A court in Ukraine has banned what had been set to be the country’s first gay pride rally, for fear that it will spark violence.
The district court of Kiev on Thursday made the ruling to ban the gay pride demonstration. The court upheld a lawsuit by city authorities, who had argued that the rally could cause disturbance to annual Kiev Day celebrations, and could set off violence in the city.
Organisers last year cancelled the event at the last minute, as anti-gay protesters gathered at the planned location for the rally, and had intended to attack participants. Subsequently, members of radical groups attacked two leading gay activists.

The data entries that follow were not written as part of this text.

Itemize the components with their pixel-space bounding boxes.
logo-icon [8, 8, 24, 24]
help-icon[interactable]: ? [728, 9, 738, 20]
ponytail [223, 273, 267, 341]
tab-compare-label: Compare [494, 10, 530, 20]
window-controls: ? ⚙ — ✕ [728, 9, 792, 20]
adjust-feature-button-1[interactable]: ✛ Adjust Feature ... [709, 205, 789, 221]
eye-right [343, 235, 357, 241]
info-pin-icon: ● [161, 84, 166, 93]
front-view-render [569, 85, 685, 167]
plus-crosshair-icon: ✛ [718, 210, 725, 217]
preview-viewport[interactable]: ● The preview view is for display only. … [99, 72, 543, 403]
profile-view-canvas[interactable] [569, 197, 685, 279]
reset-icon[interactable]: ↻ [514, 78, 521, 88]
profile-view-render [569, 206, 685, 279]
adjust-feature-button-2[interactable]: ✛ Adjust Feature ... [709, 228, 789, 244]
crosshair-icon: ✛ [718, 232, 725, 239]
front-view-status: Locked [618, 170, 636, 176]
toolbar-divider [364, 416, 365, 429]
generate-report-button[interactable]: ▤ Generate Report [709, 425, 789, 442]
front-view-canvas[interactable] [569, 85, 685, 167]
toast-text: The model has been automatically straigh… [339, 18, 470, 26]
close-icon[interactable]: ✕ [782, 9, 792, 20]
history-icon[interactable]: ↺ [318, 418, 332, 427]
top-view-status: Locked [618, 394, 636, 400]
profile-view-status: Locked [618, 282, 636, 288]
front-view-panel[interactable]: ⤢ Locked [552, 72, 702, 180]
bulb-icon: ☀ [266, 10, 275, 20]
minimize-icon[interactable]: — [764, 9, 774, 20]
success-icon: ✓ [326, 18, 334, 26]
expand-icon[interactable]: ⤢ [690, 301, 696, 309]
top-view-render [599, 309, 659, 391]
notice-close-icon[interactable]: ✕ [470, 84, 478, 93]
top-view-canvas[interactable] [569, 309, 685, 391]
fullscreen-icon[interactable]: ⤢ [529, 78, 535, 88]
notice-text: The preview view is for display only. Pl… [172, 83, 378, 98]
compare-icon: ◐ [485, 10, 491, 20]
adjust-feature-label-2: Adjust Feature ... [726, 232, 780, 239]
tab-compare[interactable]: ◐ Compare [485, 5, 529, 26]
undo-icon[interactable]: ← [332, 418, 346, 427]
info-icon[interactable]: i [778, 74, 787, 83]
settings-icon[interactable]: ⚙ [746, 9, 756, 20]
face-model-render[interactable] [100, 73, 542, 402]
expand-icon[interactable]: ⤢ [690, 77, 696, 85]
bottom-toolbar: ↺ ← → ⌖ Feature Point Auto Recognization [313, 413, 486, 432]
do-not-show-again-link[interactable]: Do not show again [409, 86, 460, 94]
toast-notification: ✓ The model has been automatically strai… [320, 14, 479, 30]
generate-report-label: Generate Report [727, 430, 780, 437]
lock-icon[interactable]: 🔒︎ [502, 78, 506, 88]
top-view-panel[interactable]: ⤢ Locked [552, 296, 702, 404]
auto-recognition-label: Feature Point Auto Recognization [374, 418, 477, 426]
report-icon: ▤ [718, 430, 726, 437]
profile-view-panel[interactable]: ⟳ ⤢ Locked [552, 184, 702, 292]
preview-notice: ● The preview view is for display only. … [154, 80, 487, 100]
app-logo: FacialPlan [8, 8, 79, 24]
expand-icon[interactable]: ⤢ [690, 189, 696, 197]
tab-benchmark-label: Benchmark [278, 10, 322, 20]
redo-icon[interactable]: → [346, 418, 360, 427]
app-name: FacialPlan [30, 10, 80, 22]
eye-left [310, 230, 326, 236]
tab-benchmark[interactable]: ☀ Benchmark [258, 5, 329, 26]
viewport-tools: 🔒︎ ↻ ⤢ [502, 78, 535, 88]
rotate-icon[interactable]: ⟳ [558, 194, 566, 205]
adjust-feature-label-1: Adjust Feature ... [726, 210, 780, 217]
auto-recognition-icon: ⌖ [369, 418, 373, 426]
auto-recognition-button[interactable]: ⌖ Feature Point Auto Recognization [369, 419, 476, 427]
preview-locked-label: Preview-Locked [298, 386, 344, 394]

This news comes shortly after Amnesty International published a report urging the Ukrainian Government to introduce legislation to tackle discrimination based on gender identity and sexual orientation, following a number of attacks.
Last week, a bill to protect gay Ukrainian workers from discrimination based on their sexual orientation was dropped by the country’s parliament, as hundreds of anti-gay protesters gathered to demonstrate against it.
Ukraine is currently governed by the Party of Regions political party who is strongly pro-Russia. Russia is currently passing laws which restrict the freedoms of LGBT citizens, something that the Ukrainian Parliament also examined.
In a 2007 poll 5.7% of Ukrainians said that “gay lifestyles” were acceptable and only 4.7% of Ukrainians stated that they thought same-sex marriage in the country was a priority.